L’association des anciens appelés en Algérie contre la guerre

Les appelés qui ont combattu en Algérie peuvent, à 65 ans, toucher une retraite du combattant, d'environ 500 euros par an. Mais, pour certains d'entre eux, cet argent est inacceptable, "taché de tout le sang coulé en Algérie". C'est ainsi que s'est créée, le 8 janvier 2004, l’Association des anciens appelés en Algérie contre la guerre (4ACG). Les membres de l’association (loi 1901) sont d'anciens appelés en Algérie qui reversent l'intégralité de cette retraite afin qu'elle soit utilisée au financement de projets humanitaires – donnant ainsi un sens à ce qui n'en avait pas.
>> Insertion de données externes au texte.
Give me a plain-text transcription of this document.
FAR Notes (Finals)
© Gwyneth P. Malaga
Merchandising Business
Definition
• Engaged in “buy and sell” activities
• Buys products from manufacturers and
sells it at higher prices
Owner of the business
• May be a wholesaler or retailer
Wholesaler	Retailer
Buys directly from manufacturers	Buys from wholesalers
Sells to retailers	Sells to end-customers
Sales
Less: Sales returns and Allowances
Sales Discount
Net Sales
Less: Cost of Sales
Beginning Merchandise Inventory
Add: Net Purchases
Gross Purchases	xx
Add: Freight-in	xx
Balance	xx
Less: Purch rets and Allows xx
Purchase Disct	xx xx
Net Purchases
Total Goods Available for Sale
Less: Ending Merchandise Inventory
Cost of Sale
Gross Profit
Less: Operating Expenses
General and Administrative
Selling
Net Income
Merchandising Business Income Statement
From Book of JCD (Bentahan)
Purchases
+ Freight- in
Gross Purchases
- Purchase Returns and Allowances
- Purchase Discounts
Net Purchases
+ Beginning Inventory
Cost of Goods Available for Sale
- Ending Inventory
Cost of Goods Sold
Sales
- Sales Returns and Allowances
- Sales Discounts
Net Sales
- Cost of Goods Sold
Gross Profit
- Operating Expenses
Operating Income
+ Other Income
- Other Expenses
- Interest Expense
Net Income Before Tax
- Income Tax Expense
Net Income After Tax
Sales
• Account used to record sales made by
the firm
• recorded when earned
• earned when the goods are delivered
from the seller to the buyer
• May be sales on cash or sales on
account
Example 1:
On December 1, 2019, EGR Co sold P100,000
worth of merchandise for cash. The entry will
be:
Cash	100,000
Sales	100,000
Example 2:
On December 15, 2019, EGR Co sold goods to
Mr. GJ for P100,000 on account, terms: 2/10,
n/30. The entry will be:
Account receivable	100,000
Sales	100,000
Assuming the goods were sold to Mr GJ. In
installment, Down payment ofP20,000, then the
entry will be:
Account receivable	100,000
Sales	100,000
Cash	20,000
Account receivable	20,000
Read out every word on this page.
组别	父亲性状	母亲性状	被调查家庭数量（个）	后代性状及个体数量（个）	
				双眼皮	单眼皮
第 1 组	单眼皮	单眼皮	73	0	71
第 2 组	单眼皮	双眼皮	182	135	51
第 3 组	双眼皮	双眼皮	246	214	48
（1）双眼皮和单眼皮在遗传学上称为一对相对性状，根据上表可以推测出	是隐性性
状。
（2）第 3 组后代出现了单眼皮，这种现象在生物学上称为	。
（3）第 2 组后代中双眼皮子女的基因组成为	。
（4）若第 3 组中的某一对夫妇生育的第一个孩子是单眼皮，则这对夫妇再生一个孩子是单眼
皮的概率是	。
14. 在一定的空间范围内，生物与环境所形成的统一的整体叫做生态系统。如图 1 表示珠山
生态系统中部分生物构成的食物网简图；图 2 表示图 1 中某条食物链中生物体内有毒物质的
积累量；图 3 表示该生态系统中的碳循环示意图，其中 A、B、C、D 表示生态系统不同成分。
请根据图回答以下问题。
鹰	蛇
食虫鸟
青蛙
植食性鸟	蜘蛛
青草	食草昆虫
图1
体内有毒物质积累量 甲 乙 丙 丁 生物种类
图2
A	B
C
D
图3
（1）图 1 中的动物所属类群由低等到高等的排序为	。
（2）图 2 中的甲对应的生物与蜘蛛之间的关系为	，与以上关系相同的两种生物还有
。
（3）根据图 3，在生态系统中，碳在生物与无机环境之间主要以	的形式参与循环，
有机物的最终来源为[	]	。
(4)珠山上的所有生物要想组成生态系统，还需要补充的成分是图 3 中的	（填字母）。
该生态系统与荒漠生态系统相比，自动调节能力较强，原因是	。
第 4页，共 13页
Pour contacter les 4ACG : http://www.4acg.org/spip.php?rubrique19

D’anciens appelés offrent leur pension en  » réparation « 

par Isabelle Mandraud, Le Monde, 21 mai 2010

Comme tous les appelés qui ont combattu en Algérie, Rémi Serres aurait pu, à 65 ans, toucher une pension de 500 euros par an. Mais, pour ce modeste agriculteur à la retraite, cet argent était inacceptable, « taché de tout le sang coulé en Algérie ». Encouragé par le Comité des objecteurs du
Tarn, il a choisi de la verser dans son intégralité en faveur de projets humanitaires. C’est ainsi qu’est née, en 2004, l’Association des anciens appelés en Algérie contre la guerre (4ACG).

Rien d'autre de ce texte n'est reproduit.